Proteins are the key to growth and maintenance of tissue. In fact, the name comes from the Greek word protas, meaning "of primary importance." The body contains 20 amino acids, forming thousands of different proteins in our body. Collagen, the structural protein of bones, ligaments, cartilage and skin, is the most abundant protein in the body. Proteins have many functions, including the creation of structure that is developed through folding. Folding gives the protein its particular conformation determined by the amino acids contained in the chain. The structure of each protein molecule is related to its function. As part of the magic that is cell regeneration, proteins will fold and refold throughout their life span.

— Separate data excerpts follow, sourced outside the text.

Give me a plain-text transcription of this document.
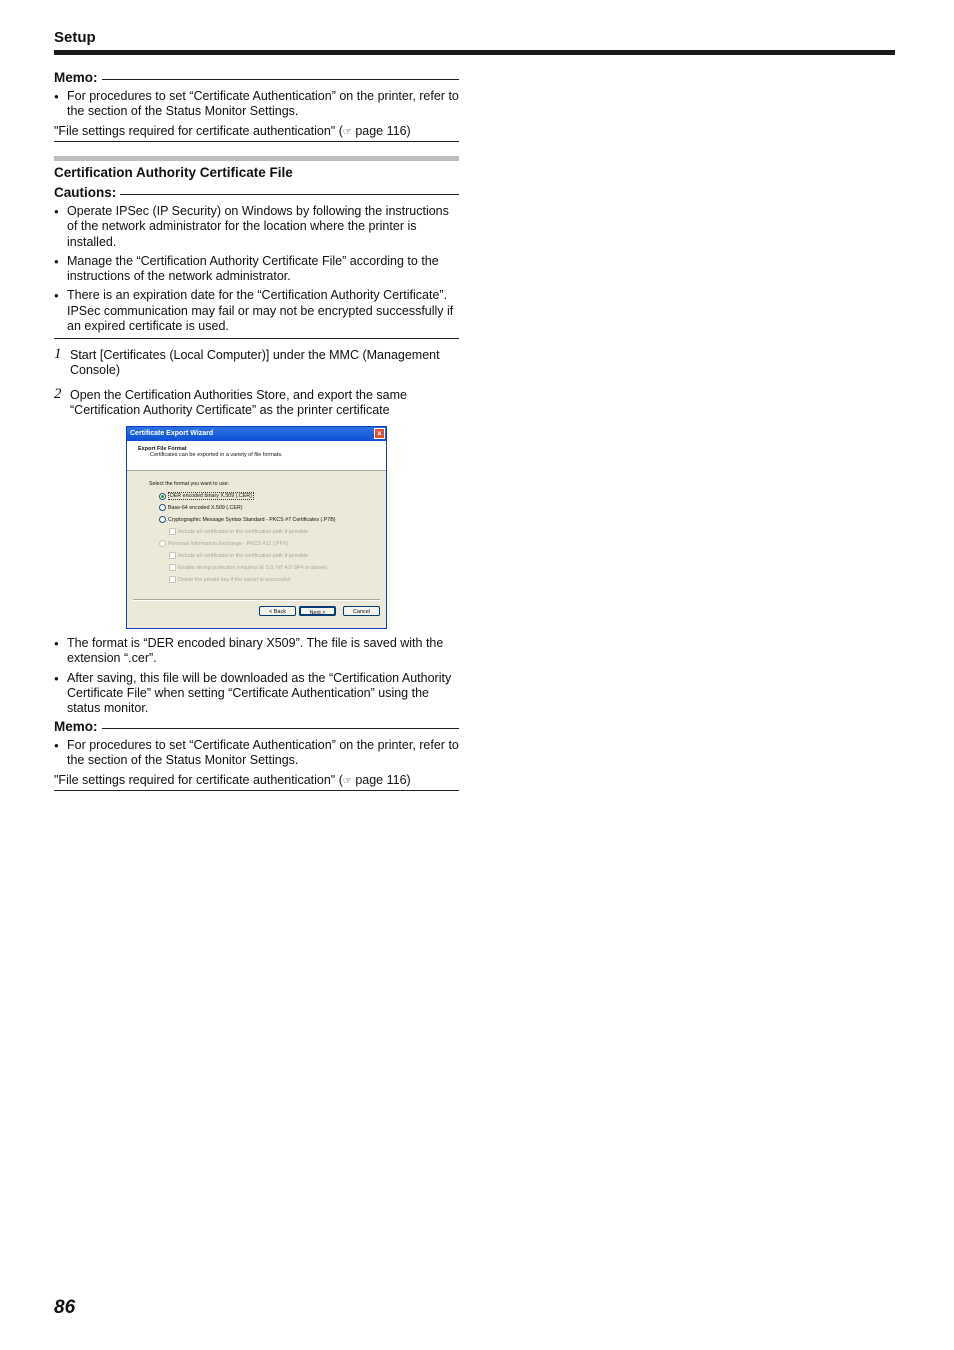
Setup
Memo:
● For procedures to set “Certificate Authentication” on the printer, refer to the section of the Status Monitor Settings.
"File settings required for certificate authentication" (☞ page 116)
Certification Authority Certificate File
Cautions:
● Operate IPSec (IP Security) on Windows by following the instructions of the network administrator for the location where the printer is installed.
● Manage the “Certification Authority Certificate File” according to the instructions of the network administrator.
● There is an expiration date for the “Certification Authority Certificate”. IPSec communication may fail or may not be encrypted successfully if an expired certificate is used.
1 Start [Certificates (Local Computer)] under the MMC (Management Console)
2 Open the Certification Authorities Store, and export the same “Certification Authority Certificate” as the printer certificate
Certificate Export Wizard	×
Export File Format
Certificates can be exported in a variety of file formats.
Select the format you want to use:
DER encoded binary X.509 (.CER)
Base-64 encoded X.509 (.CER)
Cryptographic Message Syntax Standard - PKCS #7 Certificates (.P7B)
Include all certificates in the certification path if possible
Personal Information Exchange - PKCS #12 (.PFX)
Include all certificates in the certification path if possible
Enable strong protection (requires IE 5.0, NT 4.0 SP4 or above)
Delete the private key if the export is successful
< Back	Next >	Cancel
● The format is “DER encoded binary X509”. The file is saved with the extension “.cer”.
● After saving, this file will be downloaded as the “Certification Authority Certificate File” when setting “Certificate Authentication” using the status monitor.
Memo:
● For procedures to set “Certificate Authentication” on the printer, refer to the section of the Status Monitor Settings.
"File settings required for certificate authentication" (☞ page 116)
86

Formation of the actual protein molecule begins as the ribosome gathers available amino acids to link them together in chains. A chain of 3 amino acids are needed to form a protein molecule. Long chains of amino acids called polypeptides then go through a process called "folding" that occurs when the protein emerges from the ribosome. This process gives the molecule a 3-dimensional shape. Read more.  Folding is a complex and potentially problematic process in biological health. Read more

Learn more about protein folding by the Amoeba Sisters, a clever series of YouTube videos by a former high school biology teacher and her sister who creates the videos. And, they are from Texas! Learn more.

Process overview:

  • RNA copies snippets of DNA code
  • Messenger RNA (mRNA) leaves the nucleus in search of ribosomes in the cytoplasm of the cell
  • Transfer RNA (tRNA) decodes an mRNA sequence – tRNA brings amino acids one by one to the ribosome
  • TRNA attaches to the ribosome creating ribosomal RNA (rRNA) that subsequently releases amino acids
  • Here (tRNA) reads the message from mRNA and delivers it to the amino acids on the ribosomes
  • Ribosomes, in turn, copy the message as another form of RNA called ribosomal RNA(rRNA)
  • RRNA links amino acids together to form a chain
  • A chain of 3 amino acids are used to make protein
  • Long chains of amino acids, polypeptides, go through a process called folding where they obtain their 3-dimensional shape to become protein


Understanding the cellular process of protein synthesis gives us insight into how orthobiologic procedures, such as PRP and Stem Cell Therapy, can enhance healing. Stem cells have the potential to develop into multiple types of cells, functioning as a repair system for the body. However, differentiation into functioning cells is just one of the many roles they play in healing. Mesenchymal stem cells are the team captain of the complex process of cellular regeneration and healing. They coordinate an extensive variety of cells that make up the body's emergency response team, each with their various responsibilities in the healing process.

Innate healing and procedures that enhance this process are achieving medical results that were previously considered inconceivable. They present an entirely new paradigm in medical treatment. The possibilities are endless and the potential fascinating.